On a beaucoup débattu dans la suite la paternité du projet de réunion de la Belgique à la France. Le traité libellé et remis à Berlin par Benedetti émanait-il de l'initiative spontanée et personnelle du gouvernement français ? Ou bien, si la rédaction était de la main de l'ambassadeur, l'idée ne venait-elle pas de Bismarck lui-même, qui, dans l'entrevue de Biarritz, l'aurait suggérée à l'Empereur et habilement offerte en appât à la diplomatie française, en un moment où il avait besoin de son amitié et s'efforçait de la séduire ?
De tout ce que l'on a rétrospectivement écrit sur ces hypothèses, il semble permis de déduire que les conversations de Biarritz n'eurent aucune portée précise et qu'au cours de leurs entretiens, ni l'Empereur ne proposa à Bismarck, ni Bismarck à l'Empereur, l'annexion de la Belgique à la France, comme compensation pour les agrandissements que projetait la Prusse. L'Empereur s'en expliquant à des moments différents, devant Emile Ollivier et devant Victor Duruy, qui demandaient si Bismarck avait fait Biarritz des ouvertures relativement à la Belgique, leur déclara que son interlocuteur s'était exprimé en termes généraux et vagues, d'où il n'y avait rien à tirer (E. OLLIVIER, L’Empire libéral, t. VII, p. 475 ; V. DURUY, Notes et souvenirs, t. II, p. 120).
Quant au traité secret d'août 1866, on tenta en France, après sa divulgation et au milieu des discussions fébriles qu'elle déchaîna, de soutenir qu'il était de conception prussienne l'œuvre de Bismarck lui-même, suggéré par lui, transcrit en quelque sorte sous sa dictée. C'est la version que (page 130) donna Benedetti dans la relation de sa Mission en Prusse, publiée en 1871 (vir aussi Archives diplomatiques 1871-1872, t. Ier, pp. 290, 282, 296 et 291).
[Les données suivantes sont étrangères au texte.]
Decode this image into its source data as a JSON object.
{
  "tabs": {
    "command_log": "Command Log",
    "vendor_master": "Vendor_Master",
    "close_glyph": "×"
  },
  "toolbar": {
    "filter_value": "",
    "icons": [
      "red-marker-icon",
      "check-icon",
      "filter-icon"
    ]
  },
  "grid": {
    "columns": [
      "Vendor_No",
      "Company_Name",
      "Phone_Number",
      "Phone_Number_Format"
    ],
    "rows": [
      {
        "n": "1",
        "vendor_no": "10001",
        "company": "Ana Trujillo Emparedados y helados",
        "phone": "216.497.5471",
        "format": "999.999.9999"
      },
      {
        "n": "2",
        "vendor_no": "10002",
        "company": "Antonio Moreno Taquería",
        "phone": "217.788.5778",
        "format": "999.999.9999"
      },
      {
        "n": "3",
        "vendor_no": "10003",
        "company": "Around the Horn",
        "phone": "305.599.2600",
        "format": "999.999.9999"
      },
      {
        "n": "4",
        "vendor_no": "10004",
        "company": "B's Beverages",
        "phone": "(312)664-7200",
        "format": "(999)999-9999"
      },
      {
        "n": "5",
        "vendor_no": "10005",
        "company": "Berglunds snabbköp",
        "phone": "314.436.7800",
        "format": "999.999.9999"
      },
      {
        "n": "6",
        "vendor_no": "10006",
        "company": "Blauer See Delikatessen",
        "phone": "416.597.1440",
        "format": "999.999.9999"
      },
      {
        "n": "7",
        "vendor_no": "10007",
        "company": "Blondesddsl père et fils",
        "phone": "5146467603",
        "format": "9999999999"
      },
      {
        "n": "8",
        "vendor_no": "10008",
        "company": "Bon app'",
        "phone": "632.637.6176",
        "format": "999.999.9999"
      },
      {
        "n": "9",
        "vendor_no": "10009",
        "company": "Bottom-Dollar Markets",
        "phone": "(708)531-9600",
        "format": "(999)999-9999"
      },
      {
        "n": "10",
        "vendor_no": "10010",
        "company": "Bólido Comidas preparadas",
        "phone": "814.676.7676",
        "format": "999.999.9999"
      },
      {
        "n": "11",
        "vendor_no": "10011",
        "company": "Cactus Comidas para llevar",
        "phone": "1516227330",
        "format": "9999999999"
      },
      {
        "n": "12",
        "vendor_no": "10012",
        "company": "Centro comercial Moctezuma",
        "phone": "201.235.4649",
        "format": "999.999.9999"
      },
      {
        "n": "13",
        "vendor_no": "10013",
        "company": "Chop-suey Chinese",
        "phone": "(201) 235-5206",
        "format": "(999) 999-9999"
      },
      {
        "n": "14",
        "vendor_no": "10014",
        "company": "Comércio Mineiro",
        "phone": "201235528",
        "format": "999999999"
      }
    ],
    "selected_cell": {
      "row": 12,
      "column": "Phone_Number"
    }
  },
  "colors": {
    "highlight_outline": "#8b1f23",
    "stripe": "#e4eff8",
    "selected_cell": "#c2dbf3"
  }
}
La réfutation fut écrasante. Les troupes prussiennes pendant la campagne de 1870 avaient passé par le château de M. Rouher, à Cerçay. et y avaient trouvé des papiers d'Etat qui furent portés à Berl1n : parmi ces papiers, la chancellerie allemande découvrit la lettre de Rouher à Benedetti du 16 août 1866, qui, portée par M. Chauvy à l'ambassadeur, renfermait les instructions précises et détaillées du gouvernement impérial et déterminait les bases de la convention secrète destinée à livrer la Belgique à la France. Le 20 octobre 1871, le Reichsanzeiger la reproduisit textuellement ainsi que des fragments démonstratifs de la correspondance du diplomate français. C'étaient des preuves irrécusables (voir le récent et intéressant ouvrage du Fr VON RUVILLE : Bayern und die Wiederaufricjtung des Deutschen Reichs, p. 275, Berlin, 1909).
Il reste acquis à l’histoire que la question de l'annexion de la Belgique fut, en ces moments, posée et débattue. Avant la guerre austro-prussienne. on y pensait déjà. On y avait fait allusion dans des entretiens confidentiels.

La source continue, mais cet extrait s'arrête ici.